Provisional tests developed by the FSA to support decision-making around interim measures on sunflower oil substitutions.

Last updated: 29 April 2022
Last updated: 29 April 2022

As the UK’s supply of sunflower oil continues to be severely impacted by the conflict in Ukraine, alternative food grade oils are currently being substituted for sunflower oil.

When considering alternative oils which can be used as a replacement for sunflower oil, the FSA has applied three tests to inform its decision-making.

Our guidance on sunflower oil substitutions has been supported by the three tests, along with our rapid allergen risk assessments for rapeseed oil, and palm oil, coconut oil and soybean oil

Test One: Food and Feed Safety

The FSA must be satisfied, based upon the available scientific evidence, that the food or feed safety risk to the general population and to susceptible individuals is negligible or very low and can be managed by appropriate mitigating actions.

Test Two: Food Security

The FSA must be satisfied, based upon the available evidence, that disruption to the UK food and/or feed supply will be significant, extensive and with a risk of lasting for an extended period, so that consumers will suffer serious detriment from this disruption.
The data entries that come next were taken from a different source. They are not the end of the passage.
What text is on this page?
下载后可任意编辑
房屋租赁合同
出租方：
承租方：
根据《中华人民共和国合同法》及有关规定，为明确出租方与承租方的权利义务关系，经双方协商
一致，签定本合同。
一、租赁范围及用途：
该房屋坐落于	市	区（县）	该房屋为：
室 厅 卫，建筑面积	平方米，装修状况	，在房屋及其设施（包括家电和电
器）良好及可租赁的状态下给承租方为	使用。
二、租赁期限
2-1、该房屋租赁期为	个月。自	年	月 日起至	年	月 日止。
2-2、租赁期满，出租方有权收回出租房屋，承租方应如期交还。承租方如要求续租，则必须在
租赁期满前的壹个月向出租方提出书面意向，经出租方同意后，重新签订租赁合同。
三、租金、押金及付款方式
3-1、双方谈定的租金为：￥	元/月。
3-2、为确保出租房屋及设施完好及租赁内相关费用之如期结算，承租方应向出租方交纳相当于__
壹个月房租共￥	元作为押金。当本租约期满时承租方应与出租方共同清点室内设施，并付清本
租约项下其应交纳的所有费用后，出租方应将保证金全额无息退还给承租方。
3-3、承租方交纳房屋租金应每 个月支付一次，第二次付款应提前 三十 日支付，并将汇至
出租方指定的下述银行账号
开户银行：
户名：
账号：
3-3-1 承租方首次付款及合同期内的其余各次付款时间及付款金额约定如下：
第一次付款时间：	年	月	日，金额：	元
This is likely to mean, for example, that disruption extends beyond a single product or producer, and/or covers a whole class of products or very many products across different product classes and therefore there are no alternative choices for consumers.

When considering the detriment to consumers we will take into account the overall impact on food availability; we will also consider the need for consumers to have access to nutritious, culturally appropriate food, and the desirability of maintaining a supply of widely consumed foods that form a substantial part of the UK diet.

Test Three: Consumer information

Where labels do not comply with regulations, food businesses must provide up to date and accurate information to consumers in alternative formats. Food businesses must take all possible action to align labelling with legal requirements in as short a time as possible and must agree with their local authority enforcement officer the date by which alignment is to be achieved and maintained.